Y, con los años, este pequeño incidente infantil ha dejado una huella imborrable: ya nadie come cerezas en su familia.
Podría haber sido peor.
De pequeño lo mandaban siempre de colonias. Primero a las colonias francesas, todos los veranos durante cuatro años consecutivos. Luego a las americanas, desde los catorce años. «Los niños tienen que aprender idiomas y a vivir en el extranjero», decían.
Al principio nunca quería marcharse. Al final nunca quería volver.
Pero siempre volvía, por supuesto, y la clásica routine postvacacional retomaba su curso como todos los años inundando las horas de tedio.
Un día, ya más mayor, se marchó de colonias por un tiempo y nunca más regresó. Tan bien aprendió a vivir en el extranjero, que no volvió, ni aprendió nunca a apropiarse de su propia tierra.
Ha vivido, desde entonces, en una especie de condición perpetua de destierro, buscando raíces, dentro y fuera de sí mismo, sin encontrarlas.
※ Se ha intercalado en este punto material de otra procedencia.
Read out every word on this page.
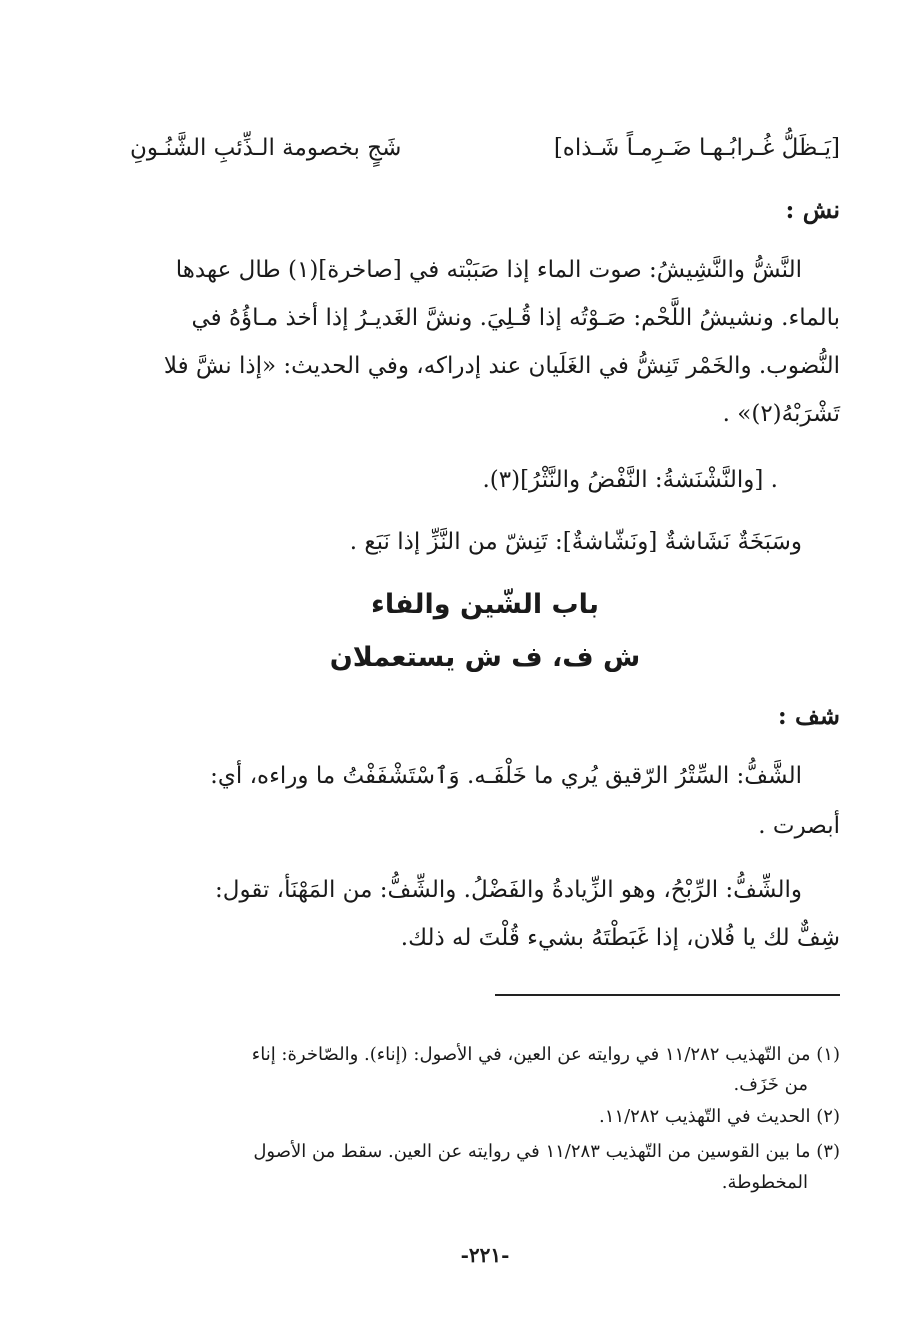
[يَـظَلُّ غُـرابُـهـا ضَـرِمـاً شَـذاه]
شَجٍ بخصومة الـذِّئبِ الشَّنُـونِ
نش :
النَّشُّ والنَّشِيشُ: صوت الماء إذا صَبَبْته في [صاخرة](١) طال عهدها
بالماء. ونشيشُ اللَّحْم: صَـوْتُه إذا قُـلِيَ. ونشَّ الغَديـرُ إذا أخذ مـاؤُهُ في
النُّضوب. والخَمْر تَنِشُّ في الغَلَيان عند إدراكه، وفي الحديث: «إذا نشَّ فلا
تَشْرَبْهُ(٢)» .
. [والنَّشْنَشةُ: النَّفْضُ والنَّثْرُ](٣).
وسَبَخَةٌ نَشَاشةٌ [ونَشّاشةٌ]: تَنِشّ من النَّزِّ إذا نَبَع .
باب الشّين والفاء
ش ف، ف ش يستعملان
شف :
الشَّفُّ: السِّتْرُ الرّقيق يُري ما خَلْفَـه. وَٱسْتَشْفَفْتُ ما وراءه، أي:
أبصرت .
والشِّفُّ: الرِّبْحُ، وهو الزِّيادةُ والفَضْلُ. والشِّفُّ: من المَهْنَأ، تقول:
شِفٌّ لك يا فُلان، إذا غَبَطْتَهُ بشيء قُلْتَ له ذلك.
(١) من التّهذيب ١١/٢٨٢ في روايته عن العين، في الأصول: (إناء). والصّاخرة: إناء
من خَزَف.
(٢) الحديث في التّهذيب ١١/٢٨٢.
(٣) ما بين القوسين من التّهذيب ١١/٢٨٣ في روايته عن العين. سقط من الأصول
المخطوطة.
-٢٢١-
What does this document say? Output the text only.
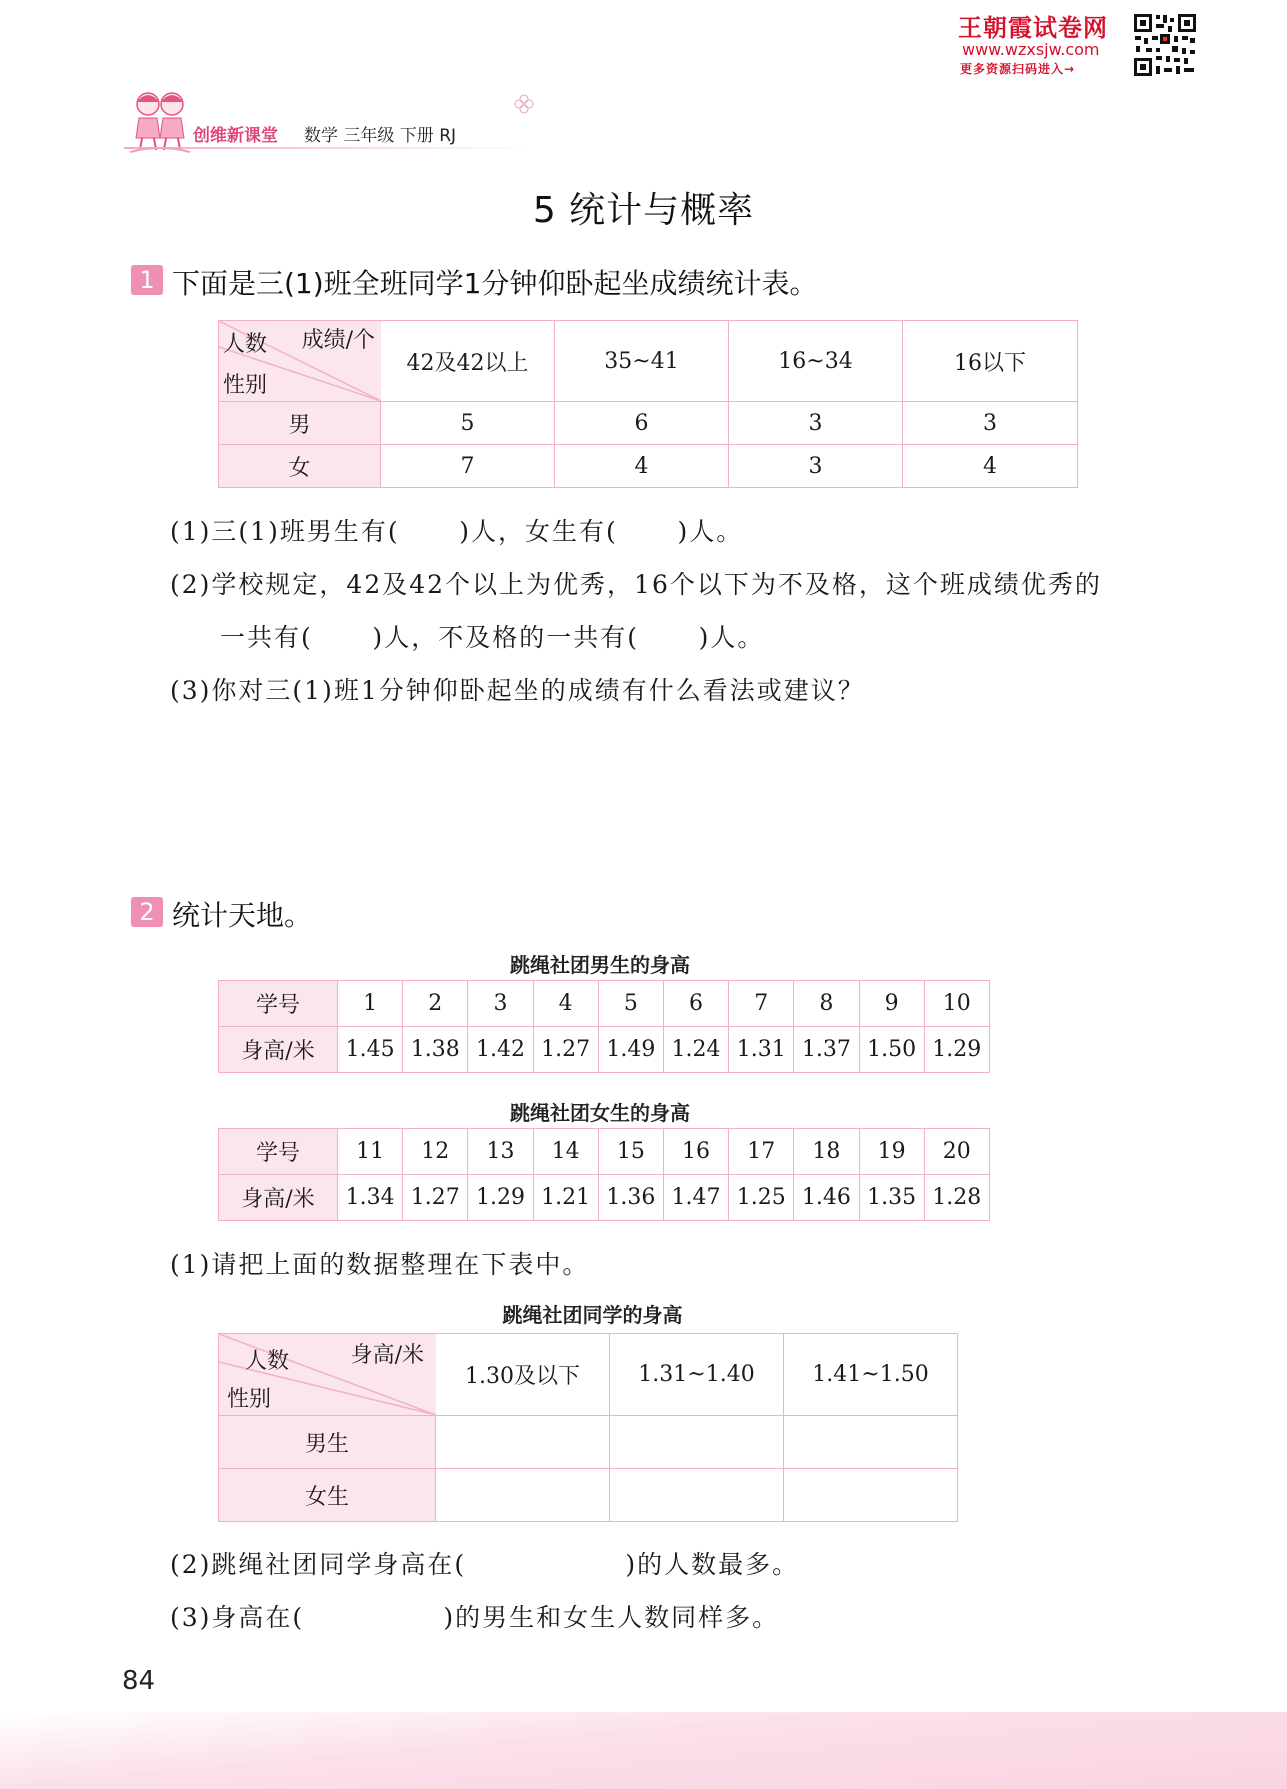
王朝霞试卷网
www.wzxsjw.com
更多资源扫码进入→
创维新课堂 数学 三年级 下册 RJ
5 统计与概率
1 下面是三(1)班全班同学1分钟仰卧起坐成绩统计表。
成绩/个
人数
性别	42及42以上	35~41	16~34	16以下
男	5	6	3	3
女	7	4	3	4
(1)三(1)班男生有(      )人，女生有(      )人。
(2)学校规定，42及42个以上为优秀，16个以下为不及格，这个班成绩优秀的
一共有(      )人，不及格的一共有(      )人。
(3)你对三(1)班1分钟仰卧起坐的成绩有什么看法或建议？
2 统计天地。
跳绳社团男生的身高
学号	1	2	3	4	5	6	7	8	9	10
身高/米	1.45	1.38	1.42	1.27	1.49	1.24	1.31	1.37	1.50	1.29
跳绳社团女生的身高
学号	11	12	13	14	15	16	17	18	19	20
身高/米	1.34	1.27	1.29	1.21	1.36	1.47	1.25	1.46	1.35	1.28
(1)请把上面的数据整理在下表中。
跳绳社团同学的身高
身高/米
人数
性别	1.30及以下	1.31~1.40	1.41~1.50
男生			
女生			
(2)跳绳社团同学身高在(                )的人数最多。
(3)身高在(              )的男生和女生人数同样多。
84
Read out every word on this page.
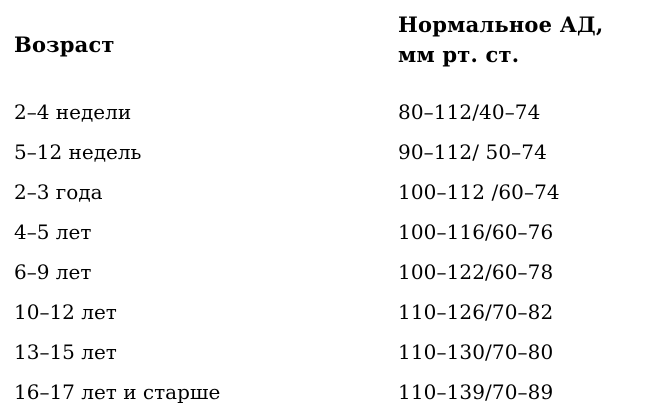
Возраст	Нормальное АД,
мм рт. ст.

2–4 недели	80–112/40–74
5–12 недель	90–112/ 50–74
2–3 года	100–112 /60–74
4–5 лет	100–116/60–76
6–9 лет	100–122/60–78
10–12 лет	110–126/70–82
13–15 лет	110–130/70–80
16–17 лет и старше	110–139/70–89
Quizá porque durante las colonias, en medio de las incomodidades, acabó por aficionarse a ese estar como desencajado, fuera de sitio. Quizá intuyera que en ese encontrarse fuera de lugar, algo lo aproximaba a un lugar que nada tiene que ver con la patria, pero que constituye una especie de patria interior. Aunque lo más probable es que todo esto no sea más que un modo romántico de justificar su exilio. Tal vez lo más honesto sea reconocer la realidad: que en su tierra se siente en exilio y, fuera de ella, también.
Hoy todavía permanece aquella sensación de aventura que no quería abandonar cada vez que lo volvían a meter en un avión de regreso a casa. El recuerdo de la intensidad con que vivía todo, consciente de un tiempo limitado.
Y así sigue viviendo ahora. Habita los lugares sabiendo que su tiempo en ellos se acaba, y así se ve casi obligado a saludar el momento, a respetarlo como respeta el cuadrado en el que apoya su cojín cada vez que se sienta a meditar.